Tak ging verder, naar eigen schatting ongeveer een half uur achter op Sam en gunde hem zodoende genoeg tijd om te gaan waarheen hij wilde en datgene te doen wat zijn enthousiasme gewekt had. Boven de bergen recht voor hem hing een lichtkrans van bliksemschichten. Weer klonk het gerommel van de donder. Het pad voerde de heuvels aan de voet van de bergen in, waar het bos dunner werd en Tak liep op vier poten door het hoge gras. Het liep gestaag om hoog en het terrein werd steeds rotsachtiger. Maar Sam was deze weg gegaan, dus Tak volgde. Boven hem verdween de gouden Brug der Goden achter de oostwaarts drijvende wolken. De bliksem flitste en de don der volgde snel. Hier in open gebied was meer wind; de grassen bogen; de temperatuur scheen plotseling te dalen. Tak voelde de eerste regendruppels en zocht beschutting achter een rij rotsblokken, bijna een muur die licht tegen de regen in helde. Tak liep eronder, terwijl de regen neerdaalde en alle kleur tezamen met het laatste beetje blauwe lucht de wereld verliet.
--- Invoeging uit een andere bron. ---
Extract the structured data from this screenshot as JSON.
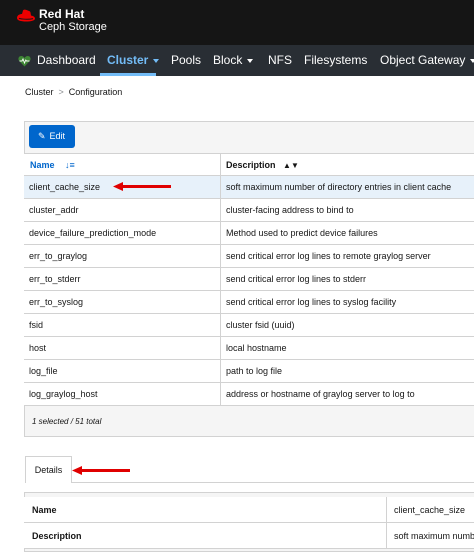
{
  "brand": {
    "name": "Red Hat",
    "product": "Ceph Storage",
    "logo_icon": "red-hat-logo"
  },
  "nav": {
    "items": [
      {
        "label": "Dashboard",
        "icon": "heartbeat-icon"
      },
      {
        "label": "Cluster",
        "active": true,
        "dropdown": true
      },
      {
        "label": "Pools"
      },
      {
        "label": "Block",
        "dropdown": true
      },
      {
        "label": "NFS"
      },
      {
        "label": "Filesystems"
      },
      {
        "label": "Object Gateway",
        "dropdown": true
      }
    ]
  },
  "breadcrumb": {
    "items": [
      "Cluster",
      "Configuration"
    ],
    "separator": ">"
  },
  "toolbar": {
    "edit_label": "Edit"
  },
  "table": {
    "columns": [
      {
        "label": "Name",
        "sort": "ascending"
      },
      {
        "label": "Description",
        "sort": "sortable"
      }
    ],
    "rows": [
      {
        "name": "client_cache_size",
        "description": "soft maximum number of directory entries in client cache",
        "selected": true
      },
      {
        "name": "cluster_addr",
        "description": "cluster-facing address to bind to"
      },
      {
        "name": "device_failure_prediction_mode",
        "description": "Method used to predict device failures"
      },
      {
        "name": "err_to_graylog",
        "description": "send critical error log lines to remote graylog server"
      },
      {
        "name": "err_to_stderr",
        "description": "send critical error log lines to stderr"
      },
      {
        "name": "err_to_syslog",
        "description": "send critical error log lines to syslog facility"
      },
      {
        "name": "fsid",
        "description": "cluster fsid (uuid)"
      },
      {
        "name": "host",
        "description": "local hostname"
      },
      {
        "name": "log_file",
        "description": "path to log file"
      },
      {
        "name": "log_graylog_host",
        "description": "address or hostname of graylog server to log to"
      }
    ],
    "status": "1 selected / 51 total"
  },
  "details": {
    "tab_label": "Details",
    "rows": [
      {
        "label": "Name",
        "value": "client_cache_size"
      },
      {
        "label": "Description",
        "value": "soft maximum numb"
      }
    ]
  },
  "colors": {
    "brand_bar": "#151515",
    "nav_bar": "#292e34",
    "nav_active": "#73bcf7",
    "primary": "#0066cc",
    "selected_row": "#e7f1fa",
    "annotation_arrow": "#e00000",
    "logo_red": "#ee0000",
    "heart_green": "#3e8635"
  }
}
Boven hem rees een wilde zee van licht op waaruit driemaal achtereen een stortbui gutste, die in een waanzinnig crescendo neerplensde op de zwarte rotspiek, die ongeveer een kwart mijl verderop de storm trotseerde. Toen Tak weer zien kon, begreep hij wat hij gezien had. Het was alsof iedere bliksemschicht die neergekomen was een gedeelte van zichzelf had verloren, dat nu in de grauwe lucht stond te zwiepen, en waaruit vuur ontsproot, ondanks de regen, die gestaag neerviel.
Toen hoorde Tak het gelach — of was het een spookgeluid dat door de voorafgaande donderslagen in zijn oren was blijven hangen?
Nee, het was gelach — adembenemend, onmenselijk!
Na een poosje volgde er een woedend gebrul. Toen weer een bliksemschicht, een donderslag.
Naast de rotspiek zwiepte nog een vuurzuil.
Ongeveer vijf minuten bleef Tak stilliggen. Toen kwam het opnieuw — het gebrul, gevolgd door drie felle lichtflitsen en de klap.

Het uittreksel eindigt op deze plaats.